Lyda Borelli and Amleto Novelli in Malombra (1917)
Lyda Borelli and Amleto Novelli in Malombra (1917)

Malombra is based on a novel, but leaves much of the plot obscure, either because it seemed uncinematic (people explaining things: bad. Borelli wafting fabrics about: good) or because of the two reels still missing. But I bet the two reels, if we could see them, would just consist of Borelli striking poses and straining her long, sinuous neck. There’s a decent ’40s remake, which reduces it all back down to a simple Gothic formula (“girl moves into old dark house and gets the pants scared off her”). Whereas Malombra was described in Bologna by one of its loving restorers as a cinematic “path not taken,” a Lynchian exercise in mood, mystery and ambiguity. Is Borelli’s character insane or possessed? We shouldn’t try to decide, we should just inhabit the dark gulf between the two possible interpretations, exulting in the crepuscular dreamworld through which Borelli swansons her way.

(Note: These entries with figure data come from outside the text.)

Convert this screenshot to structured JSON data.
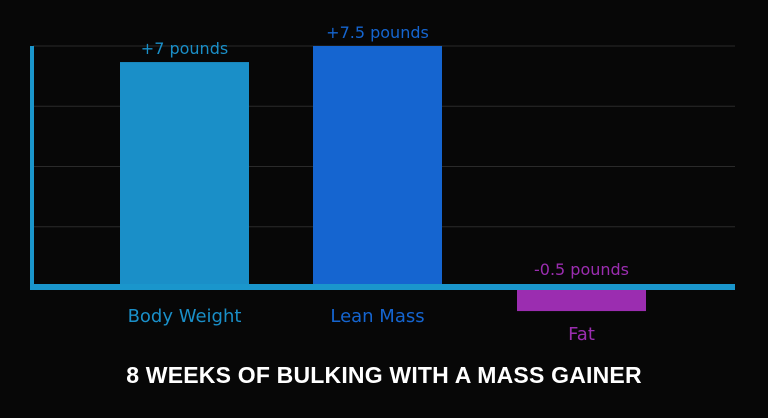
{
  "chart_data": {
    "type": "bar",
    "title": "8 WEEKS OF BULKING WITH A MASS GAINER",
    "categories": [
      "Body Weight",
      "Lean Mass",
      "Fat"
    ],
    "values": [
      7,
      7.5,
      -0.5
    ],
    "data_labels": [
      "+7 pounds",
      "+7.5 pounds",
      "-0.5 pounds"
    ],
    "colors": [
      "#1a8fc8",
      "#1565d0",
      "#9b2db0"
    ],
    "axis_color": "#1a96cc",
    "grid_color": "#2a2a2a",
    "background": "#070707",
    "ylim": [
      -0.5,
      7.5
    ],
    "grid": true,
    "legend": "none"
  }
}
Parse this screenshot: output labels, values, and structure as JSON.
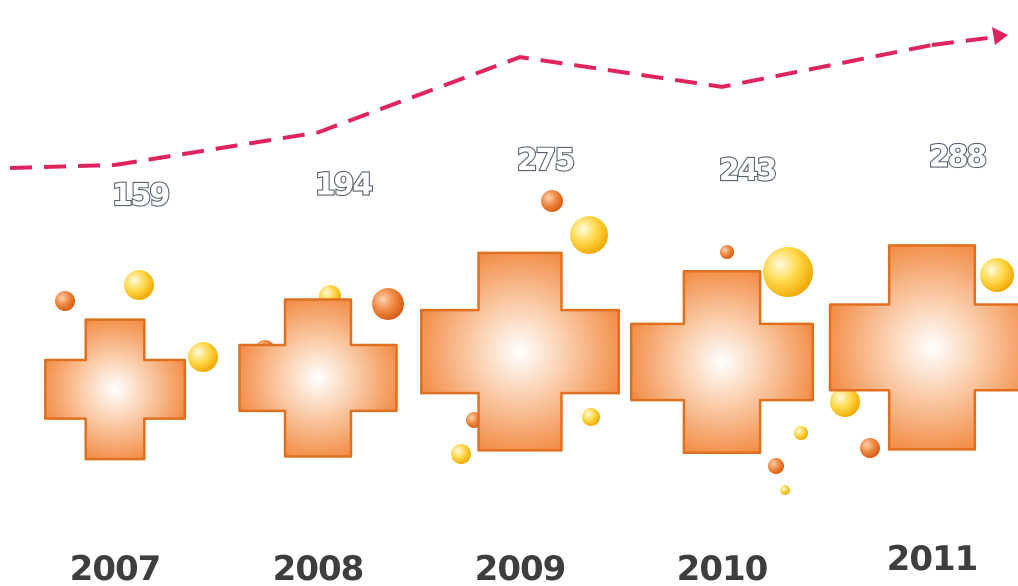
{
  "chart_data": {
    "type": "pictograph",
    "categories": [
      "2007",
      "2008",
      "2009",
      "2010",
      "2011"
    ],
    "values": [
      159,
      194,
      275,
      243,
      288
    ],
    "color": "#f07d2e",
    "line_color": "#e0245e"
  }
}
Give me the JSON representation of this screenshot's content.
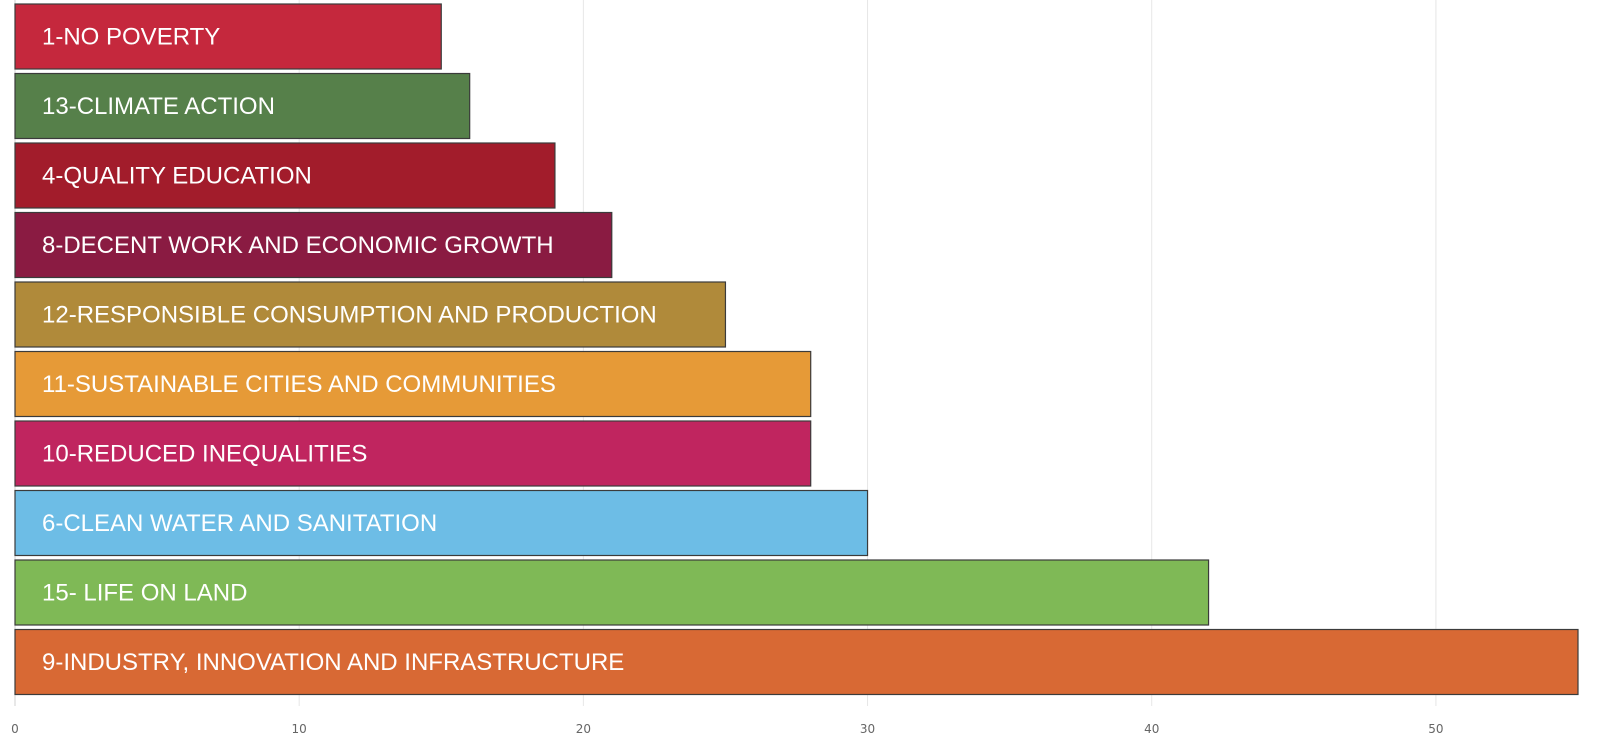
{
  "chart_data": {
    "type": "bar",
    "orientation": "horizontal",
    "title": "",
    "xlabel": "",
    "ylabel": "",
    "xlim": [
      0,
      55
    ],
    "grid": true,
    "x_ticks": [
      0,
      10,
      20,
      30,
      40,
      50
    ],
    "categories": [
      "1-NO POVERTY",
      "13-CLIMATE ACTION",
      "4-QUALITY EDUCATION",
      "8-DECENT WORK AND ECONOMIC GROWTH",
      "12-RESPONSIBLE CONSUMPTION AND PRODUCTION",
      "11-SUSTAINABLE CITIES AND COMMUNITIES",
      "10-REDUCED INEQUALITIES",
      "6-CLEAN WATER AND SANITATION",
      "15- LIFE ON LAND",
      "9-INDUSTRY, INNOVATION AND INFRASTRUCTURE"
    ],
    "values": [
      15,
      16,
      19,
      21,
      25,
      28,
      28,
      30,
      42,
      55
    ],
    "colors": [
      "#c5283d",
      "#56804a",
      "#a21c2b",
      "#8a1b42",
      "#b08a3a",
      "#e69a37",
      "#c0255f",
      "#6dbde6",
      "#7fb956",
      "#d86934"
    ],
    "label_color": "#ffffff",
    "grid_color": "#e6e6e6",
    "bar_border_color": "#3b3b3b"
  }
}
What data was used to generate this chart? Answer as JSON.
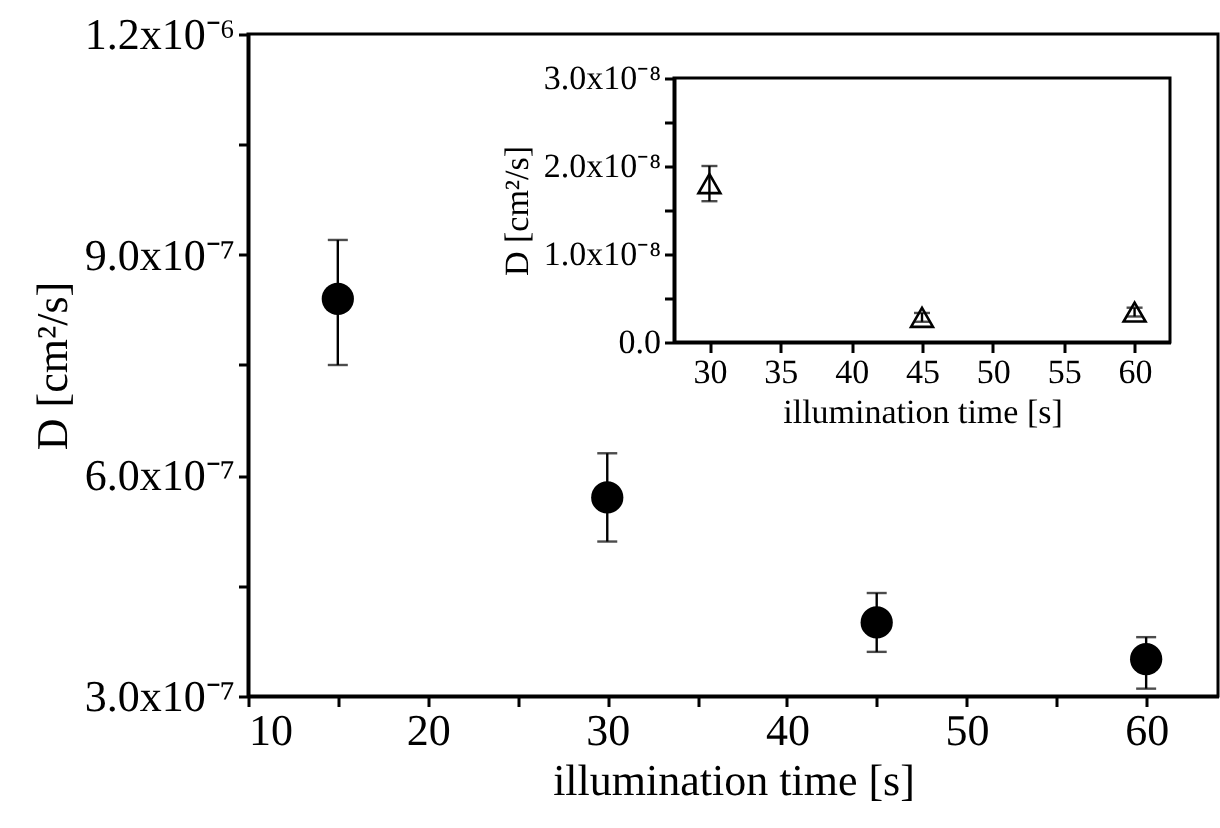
{
  "chart_data": [
    {
      "type": "scatter",
      "xlabel": "illumination time [s]",
      "ylabel": "D [cm²/s]",
      "x": [
        15,
        30,
        45,
        60
      ],
      "values": [
        8.4e-07,
        5.7e-07,
        4e-07,
        3.5e-07
      ],
      "errors": [
        [
          7.5e-07,
          9.2e-07
        ],
        [
          5.1e-07,
          6.3e-07
        ],
        [
          3.6e-07,
          4.4e-07
        ],
        [
          3.1e-07,
          3.8e-07
        ]
      ],
      "color": "#000000",
      "marker": "circle",
      "xlim": [
        10,
        64
      ],
      "xticks": [
        10,
        {
          "value": 15,
          "label": null
        },
        20,
        {
          "value": 25,
          "label": null
        },
        30,
        {
          "value": 35,
          "label": null
        },
        40,
        {
          "value": 45,
          "label": null
        },
        50,
        {
          "value": 55,
          "label": null
        },
        60
      ],
      "ylim": [
        3e-07,
        1.2e-06
      ],
      "yticks": [
        {
          "value": 3e-07,
          "label": "3.0x10⁻⁷"
        },
        {
          "value": 4.5e-07,
          "label": null
        },
        {
          "value": 6e-07,
          "label": "6.0x10⁻⁷"
        },
        {
          "value": 7.5e-07,
          "label": null
        },
        {
          "value": 9e-07,
          "label": "9.0x10⁻⁷"
        },
        {
          "value": 1.05e-06,
          "label": null
        },
        {
          "value": 1.2e-06,
          "label": "1.2x10⁻⁶"
        }
      ],
      "grid": false
    },
    {
      "type": "scatter",
      "xlabel": "illumination time [s]",
      "ylabel": "D [cm²/s]",
      "x": [
        30,
        45,
        60
      ],
      "values": [
        1.8e-08,
        2.8e-09,
        3.4e-09
      ],
      "errors": [
        [
          1.6e-08,
          2e-08
        ],
        [
          2.3e-09,
          3.3e-09
        ],
        [
          2.9e-09,
          3.9e-09
        ]
      ],
      "color": "#000000",
      "marker": "triangle",
      "xlim": [
        27.5,
        62.5
      ],
      "xticks": [
        30,
        35,
        40,
        45,
        50,
        55,
        60
      ],
      "ylim": [
        0,
        3e-08
      ],
      "yticks": [
        {
          "value": 0,
          "label": "0.0"
        },
        {
          "value": 5e-09,
          "label": null
        },
        {
          "value": 1e-08,
          "label": "1.0x10⁻⁸"
        },
        {
          "value": 1.5e-08,
          "label": null
        },
        {
          "value": 2e-08,
          "label": "2.0x10⁻⁸"
        },
        {
          "value": 2.5e-08,
          "label": null
        },
        {
          "value": 3e-08,
          "label": "3.0x10⁻⁸"
        }
      ],
      "grid": false
    }
  ]
}
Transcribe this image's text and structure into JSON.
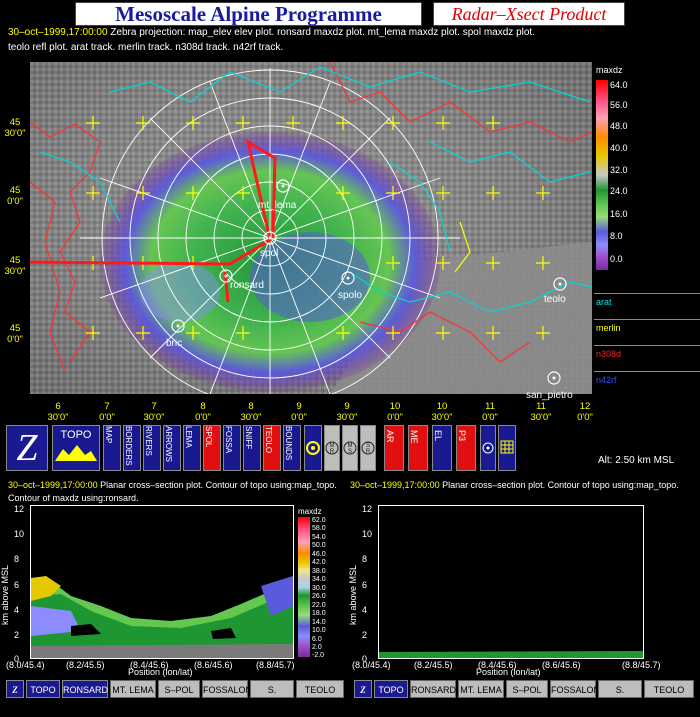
{
  "header": {
    "title": "Mesoscale Alpine Programme",
    "product": "Radar–Xsect Product",
    "time": "30–oct–1999,17:00:00",
    "desc1": "Zebra projection: map_elev elev plot.  ronsard maxdz plot.  mt_lema maxdz plot.  spol maxdz plot.",
    "desc2": "teolo refl plot.  arat track.    merlin track.    n308d track.    n42rf track."
  },
  "map": {
    "stations": [
      "mt_lema",
      "spol",
      "ronsard",
      "spolo",
      "bric",
      "teolo",
      "san_pietro"
    ],
    "lat_labels": [
      [
        "45",
        "30'0\""
      ],
      [
        "45",
        "0'0\""
      ],
      [
        "45",
        "30'0\""
      ],
      [
        "45",
        "0'0\""
      ]
    ],
    "lon_labels": [
      [
        "6",
        "30'0\""
      ],
      [
        "7",
        "0'0\""
      ],
      [
        "7",
        "30'0\""
      ],
      [
        "8",
        "0'0\""
      ],
      [
        "8",
        "30'0\""
      ],
      [
        "9",
        "0'0\""
      ],
      [
        "9",
        "30'0\""
      ],
      [
        "10",
        "0'0\""
      ],
      [
        "10",
        "30'0\""
      ],
      [
        "11",
        "0'0\""
      ],
      [
        "11",
        "30'0\""
      ],
      [
        "12",
        "0'0\""
      ]
    ],
    "colorbar": {
      "title": "maxdz",
      "labels": [
        "64.0",
        "56.0",
        "48.0",
        "40.0",
        "32.0",
        "24.0",
        "16.0",
        "8.0",
        "0.0"
      ],
      "colors": [
        "#ff0000",
        "#ff5a8c",
        "#ffa0b4",
        "#ff8c00",
        "#e6c800",
        "#c8c8c8",
        "#1e9632",
        "#64c850",
        "#96dc78",
        "#5a5adc",
        "#8c8cff",
        "#a050c8",
        "#7828a0"
      ]
    },
    "tracks": [
      {
        "name": "arat",
        "color": "#00e5e5"
      },
      {
        "name": "merlin",
        "color": "#ffff00"
      },
      {
        "name": "n308d",
        "color": "#ff2020"
      },
      {
        "name": "n42rf",
        "color": "#3050ff"
      }
    ]
  },
  "toolbar": {
    "topo": "TOPO",
    "vertical_items": [
      "MAP",
      "BORDERS",
      "RIVERS",
      "ARROWS",
      "LEMA",
      "SPOL",
      "FOSSA",
      "SNIFF",
      "TEOLO",
      "BOUNDS"
    ],
    "circles": [
      "M\nR",
      "M\nS",
      "S\nR"
    ],
    "red_items": [
      "AR",
      "ME",
      "EL",
      "P3"
    ],
    "altitude": "Alt: 2.50 km MSL"
  },
  "left_panel": {
    "time": "30–oct–1999,17:00:00",
    "cap1": "Planar cross–section plot.  Contour of topo using:map_topo.",
    "cap2": "Contour of maxdz using:ronsard.",
    "ylabel": "km above MSL",
    "yticks": [
      "12",
      "10",
      "8",
      "6",
      "4",
      "2",
      "0"
    ],
    "xlabel": "Position (lon/lat)",
    "xticks": [
      "(8.0/45.4)",
      "(8.2/45.5)",
      "(8.4/45.6)",
      "(8.6/45.6)",
      "(8.8/45.7)"
    ],
    "cb_title": "maxdz",
    "cb_labels": [
      "62.0",
      "58.0",
      "54.0",
      "50.0",
      "46.0",
      "42.0",
      "38.0",
      "34.0",
      "30.0",
      "26.0",
      "22.0",
      "18.0",
      "14.0",
      "10.0",
      "6.0",
      "2.0",
      "-2.0"
    ]
  },
  "right_panel": {
    "time": "30–oct–1999,17:00:00",
    "cap1": "Planar cross–section plot.  Contour of topo using:map_topo.",
    "ylabel": "km above MSL",
    "yticks": [
      "12",
      "10",
      "8",
      "6",
      "4",
      "2",
      "0"
    ],
    "xlabel": "Position (lon/lat)",
    "xticks": [
      "(8.0/45.4)",
      "(8.2/45.5)",
      "(8.4/45.6)",
      "(8.6/45.6)",
      "(8.8/45.7)"
    ]
  },
  "bottom_buttons": [
    "TOPO",
    "RONSARD",
    "MT. LEMA",
    "S–POL",
    "FOSSALON",
    "S. PIETRO",
    "TEOLO"
  ]
}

These films, once so popular (perhaps the closest movies came to having their stars literally sit and read the phone book), fell into total obscurity until revived in the 1990s, when they suddenly illuminated modes of performance and storytelling (or anyhow, time-based physiognomic and scenographic observations). The 1999 compendium film Diva Dolorosa in a sense fulfils the movies’ natural inclinations by compiling the most exotic, erotic, tortured and trance-like moments together into a single, plot-free wallow in celluloid mirage.